The glory of God is not in the healing or in the miracles Jesus performed. The glory of God is in the relationship that Jesus offers us and makes possible. The relationship is the realty.
Jesus healed those ten lepers of the most horrible and fearful disease known to the people of his time. He told them to present themselves to the priests so the priest could examine them and certify the healing. Only that certification would allow them to return to their families and jobs.
Jesus also waited. He waited patiently for the ten lepers to make a real choice to complete their healing and to enter into wholeness.
Only one, a Samaritan whom the people of Israel despised, made that real choice. Only one of the ten chose to embrace the healer, give thanks to God, and glorify God.
Jesus still waits.
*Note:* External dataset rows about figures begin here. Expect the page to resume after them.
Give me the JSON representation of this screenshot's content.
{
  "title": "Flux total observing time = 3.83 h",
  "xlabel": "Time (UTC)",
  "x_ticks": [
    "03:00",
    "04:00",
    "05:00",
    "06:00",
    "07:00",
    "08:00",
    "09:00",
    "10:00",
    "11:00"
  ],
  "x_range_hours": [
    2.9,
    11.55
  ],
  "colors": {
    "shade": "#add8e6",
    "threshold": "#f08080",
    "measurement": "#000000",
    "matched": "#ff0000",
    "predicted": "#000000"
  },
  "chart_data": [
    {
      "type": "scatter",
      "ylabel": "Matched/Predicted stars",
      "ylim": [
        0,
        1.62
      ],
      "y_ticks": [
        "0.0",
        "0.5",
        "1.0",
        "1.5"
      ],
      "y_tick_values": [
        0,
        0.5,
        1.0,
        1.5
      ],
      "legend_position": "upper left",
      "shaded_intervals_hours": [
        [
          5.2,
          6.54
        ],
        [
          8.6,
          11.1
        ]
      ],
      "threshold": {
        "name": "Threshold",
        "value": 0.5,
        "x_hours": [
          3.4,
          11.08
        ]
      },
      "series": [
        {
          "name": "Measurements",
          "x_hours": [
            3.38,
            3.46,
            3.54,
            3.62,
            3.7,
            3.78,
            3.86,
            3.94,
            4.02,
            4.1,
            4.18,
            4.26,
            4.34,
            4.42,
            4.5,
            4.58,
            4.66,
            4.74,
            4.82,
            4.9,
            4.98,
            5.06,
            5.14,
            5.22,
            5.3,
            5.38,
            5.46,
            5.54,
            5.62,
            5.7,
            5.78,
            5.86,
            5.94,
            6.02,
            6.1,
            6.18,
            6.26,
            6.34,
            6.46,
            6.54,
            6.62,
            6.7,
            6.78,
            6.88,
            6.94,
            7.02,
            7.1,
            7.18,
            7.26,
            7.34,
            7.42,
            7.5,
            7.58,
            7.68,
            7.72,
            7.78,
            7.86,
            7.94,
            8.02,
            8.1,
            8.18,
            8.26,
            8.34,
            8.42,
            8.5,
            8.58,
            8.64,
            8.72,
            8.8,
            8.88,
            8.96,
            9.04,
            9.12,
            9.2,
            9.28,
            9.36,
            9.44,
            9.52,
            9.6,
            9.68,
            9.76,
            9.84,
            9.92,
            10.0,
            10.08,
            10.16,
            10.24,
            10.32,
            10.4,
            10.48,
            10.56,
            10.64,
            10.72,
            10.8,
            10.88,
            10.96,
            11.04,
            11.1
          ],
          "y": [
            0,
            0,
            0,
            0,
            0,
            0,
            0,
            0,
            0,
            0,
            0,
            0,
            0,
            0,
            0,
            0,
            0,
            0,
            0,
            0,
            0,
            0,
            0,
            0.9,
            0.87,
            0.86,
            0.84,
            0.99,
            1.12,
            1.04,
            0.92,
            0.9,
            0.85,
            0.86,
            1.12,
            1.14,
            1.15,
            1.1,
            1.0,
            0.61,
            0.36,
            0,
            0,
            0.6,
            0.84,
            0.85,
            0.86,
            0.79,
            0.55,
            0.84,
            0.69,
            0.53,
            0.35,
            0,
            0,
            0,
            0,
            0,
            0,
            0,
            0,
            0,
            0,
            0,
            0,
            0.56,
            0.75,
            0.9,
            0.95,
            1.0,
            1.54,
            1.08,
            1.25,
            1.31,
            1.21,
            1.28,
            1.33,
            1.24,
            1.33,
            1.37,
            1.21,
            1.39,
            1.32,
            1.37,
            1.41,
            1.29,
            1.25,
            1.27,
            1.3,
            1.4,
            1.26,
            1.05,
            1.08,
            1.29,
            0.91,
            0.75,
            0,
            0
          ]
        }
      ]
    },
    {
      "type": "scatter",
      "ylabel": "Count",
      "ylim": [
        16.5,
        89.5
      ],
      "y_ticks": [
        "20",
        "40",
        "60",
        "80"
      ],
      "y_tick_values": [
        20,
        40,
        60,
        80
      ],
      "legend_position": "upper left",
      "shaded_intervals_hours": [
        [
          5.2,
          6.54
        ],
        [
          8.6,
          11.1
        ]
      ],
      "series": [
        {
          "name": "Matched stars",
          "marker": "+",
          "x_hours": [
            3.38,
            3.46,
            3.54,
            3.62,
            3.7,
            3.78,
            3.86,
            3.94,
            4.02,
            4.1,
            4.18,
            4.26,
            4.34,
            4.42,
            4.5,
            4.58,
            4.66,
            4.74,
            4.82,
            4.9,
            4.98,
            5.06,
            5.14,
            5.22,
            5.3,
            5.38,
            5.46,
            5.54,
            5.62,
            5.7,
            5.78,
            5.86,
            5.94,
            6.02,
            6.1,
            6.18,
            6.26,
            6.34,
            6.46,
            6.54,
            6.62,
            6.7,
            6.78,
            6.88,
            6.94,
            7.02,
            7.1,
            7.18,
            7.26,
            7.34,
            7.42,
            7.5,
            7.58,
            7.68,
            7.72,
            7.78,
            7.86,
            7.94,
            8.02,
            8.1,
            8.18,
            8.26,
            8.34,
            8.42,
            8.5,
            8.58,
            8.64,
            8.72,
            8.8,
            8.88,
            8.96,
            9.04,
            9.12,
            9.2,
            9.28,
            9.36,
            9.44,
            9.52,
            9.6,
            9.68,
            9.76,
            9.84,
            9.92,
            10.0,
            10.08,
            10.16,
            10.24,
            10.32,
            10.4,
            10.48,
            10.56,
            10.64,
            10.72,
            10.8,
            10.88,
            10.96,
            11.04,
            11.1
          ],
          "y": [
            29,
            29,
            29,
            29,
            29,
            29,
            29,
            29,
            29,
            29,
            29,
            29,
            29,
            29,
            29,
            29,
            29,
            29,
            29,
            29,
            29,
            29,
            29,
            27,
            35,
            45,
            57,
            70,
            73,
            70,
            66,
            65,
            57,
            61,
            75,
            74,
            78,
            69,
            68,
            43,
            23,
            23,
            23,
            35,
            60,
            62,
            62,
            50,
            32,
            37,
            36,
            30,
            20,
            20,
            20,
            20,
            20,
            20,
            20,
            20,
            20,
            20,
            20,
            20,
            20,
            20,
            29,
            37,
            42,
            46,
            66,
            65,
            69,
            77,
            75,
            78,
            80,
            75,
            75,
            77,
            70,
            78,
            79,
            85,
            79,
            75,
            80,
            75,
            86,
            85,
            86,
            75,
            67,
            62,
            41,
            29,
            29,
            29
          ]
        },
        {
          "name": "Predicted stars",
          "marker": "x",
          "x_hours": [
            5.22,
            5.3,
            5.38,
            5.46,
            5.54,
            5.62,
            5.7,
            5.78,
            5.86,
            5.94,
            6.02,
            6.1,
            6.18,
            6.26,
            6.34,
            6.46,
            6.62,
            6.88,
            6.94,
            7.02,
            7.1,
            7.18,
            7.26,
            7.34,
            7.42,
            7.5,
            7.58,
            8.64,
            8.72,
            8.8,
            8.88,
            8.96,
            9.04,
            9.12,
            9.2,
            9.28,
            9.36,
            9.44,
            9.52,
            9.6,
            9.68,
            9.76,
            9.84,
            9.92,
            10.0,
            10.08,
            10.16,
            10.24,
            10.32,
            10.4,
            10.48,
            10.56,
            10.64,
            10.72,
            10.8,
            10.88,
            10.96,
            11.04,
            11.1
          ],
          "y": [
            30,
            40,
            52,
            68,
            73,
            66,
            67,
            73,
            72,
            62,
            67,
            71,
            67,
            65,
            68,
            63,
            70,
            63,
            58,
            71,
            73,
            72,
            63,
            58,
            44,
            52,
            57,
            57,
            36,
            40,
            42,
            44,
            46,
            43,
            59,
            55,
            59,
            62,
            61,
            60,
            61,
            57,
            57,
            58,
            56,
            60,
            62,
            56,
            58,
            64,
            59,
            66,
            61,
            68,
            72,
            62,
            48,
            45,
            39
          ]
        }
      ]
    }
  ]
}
He waits for us to come to him who offers himself to us. He waits for us to say: thank you. Thank you for living for me. Thank you for dying for me. Thank you for pouring yourself out to me daily, hourly.
Jesus waits for us to make a real choice to glorify God by receiving the love and the holiness God offers us in a new life and in a new way of living. Jesus is the way. Jesus is the only way to receive and experience this new life and this new way of living.
The new life is a life of wholeness. The new way of living is holiness. Wholeness and holiness are not perfection. We grow. We transform. We learn something new about God, other people, ourselves every day. We unlearn even more.
The Samaritan had to unlearn his fear and hatred of the Jews. He had to unlearn his contempt for the religion of Israel. He had to take a step forward into the understanding that faith is trust in a person not loyalty to an ethnic group, a political system, or a religious structure. The Samaritan had to make a real choice to allow God to be God regardless of everything he had learned to expect of God and to demand from God.
In Jesus Christ, God gives us that opportunity to make that real choice. Let God be God. Let God be the One who is, the “I am” who is eternally self existent as one God in three persons. Let God offer himself to us and find us in the co-eternal Beloved, Jesus Christ.
The Bible teaches that God the Father created all people by the power of God the Holy Spirit to be the beloved companions and friends of God the Son, Jesus Christ.
In Eden, the pre incarnate Son asked humanity: where are you? I am here for you. Why have you chosen to separate from me?
In his public ministry, the incarnate Son asked: where are they? I am standing right here. I am the one who has come to seek you out, to find you, to heal you. Why have you chosen to walk away from me at the very moment of divine grace?
Jesus calls to us and to all the world today: where are you? I am here in the blessed sacrament of the altar. I wait for you. I offer myself to you in the fullness of unconditional love, eternal love, infinite love. I am here for you in your joys and in your sorrows. I will never leave you or forsake you. I will never turn you away.
The Holy Spirit calls to us and to all people and says: come. Come and receive the blessing. Let all who thirst for meaning and purpose come. Let all who are burdened by life come. Let all who yearn to know that they are loved with an everlasting love come.
Jesus says: I am here. I am here for them. Where are they?